Excited state intermolecular proton and energy transfer of 1-hydroxypyrene interacting with the human serum albumin protein

We report on pico to nanosecond studies of the excited-state intermolecular-proton transfer (ESPT) reaction and energy transfer of 1-hydroxypyrene (1-HP) with the human serum albumin (HSA) protein. The formed robust 1:1 complexes (Keq = (1.84 ± 0.1) × 106 M−1) show both photoacid and conjugated photobase emissions of the caged 1-HP in its protonated structure. No evidence of excited state equilibrium between the protonated and deprotonated forms and of ESPT in aqueous phosphate buffer (pH 7) has been found. However, the proton-transfer reaction in the 1-HP/HSA protein complexes proceeds with a time constant of ∼400 ps and is assigned to a direct acid–base reaction between 1-HP and carboxylate group of nearby amino acid residue of the HSA protein.
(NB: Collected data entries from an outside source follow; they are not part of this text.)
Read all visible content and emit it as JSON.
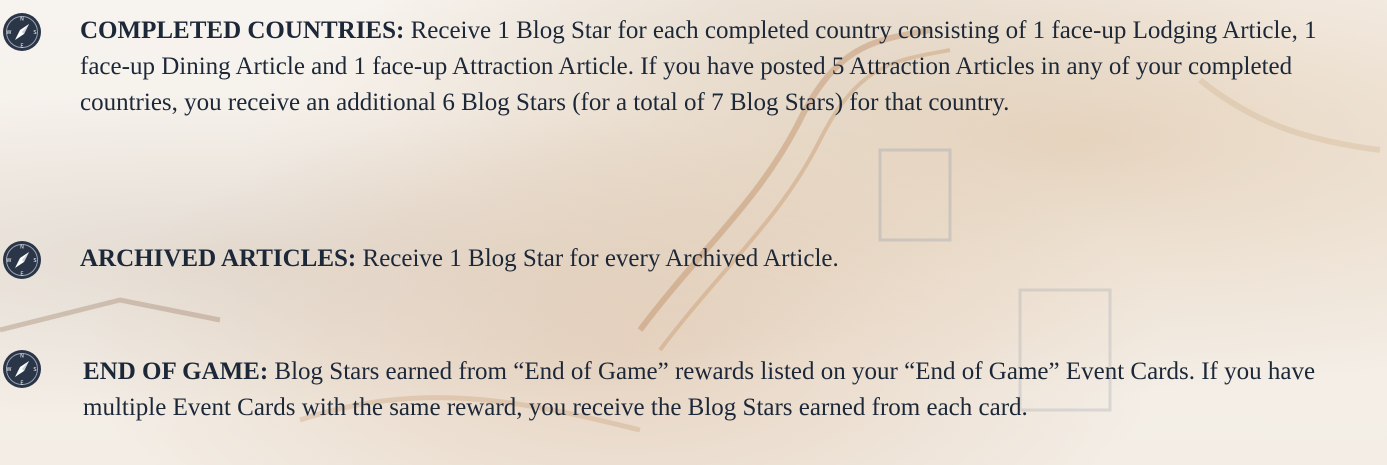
{
  "entries": [
    {
      "icon": "compass-icon",
      "heading": "COMPLETED COUNTRIES:",
      "body": "Receive 1 Blog Star for each completed country consisting of 1 face-up Lodging Article, 1 face-up Dining Article and 1 face-up Attraction Article. If you have posted 5 Attraction Articles in any of your completed countries, you receive an additional 6 Blog Stars (for a total of 7 Blog Stars) for that country."
    },
    {
      "icon": "compass-icon",
      "heading": "ARCHIVED ARTICLES:",
      "body": "Receive 1 Blog Star for every Archived Article."
    },
    {
      "icon": "compass-icon",
      "heading": "END OF GAME:",
      "body": "Blog Stars earned from “End of Game” rewards listed on your “End of Game” Event Cards. If you have multiple Event Cards with the same reward, you receive the Blog Stars earned from each card."
    }
  ],
  "compass_letters": [
    "N",
    "E",
    "S",
    "W"
  ],
  "colors": {
    "text": "#1c2838",
    "icon_fill": "#2a3548",
    "icon_needle": "#ffffff"
  }
}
Contrary to trisodium 8-hydroxypyrene-1,3,6-trisulfonate (HPTS) that has three electronegative sulfonate groups and forms strong H-bonds with amino acid residues in binding site II, 1-HP interacts predominantly with the hydrophobic pocket of binding site I. The ps–ns anisotropy measurements further confirm the robustness of HPTS:HSA complexes. We studied also the possible energy transfer process from excited tryptophan residue (Trp214) to the encapsulated 1-HP. For 1-HP:HSA complex, the efficiency of the energy transfer process from excited Trp214 to 1-HP is significant (77%) with a rate constant of ∼9.8 × 108 s−1 and calculated interchromophore distance of ∼15 Å.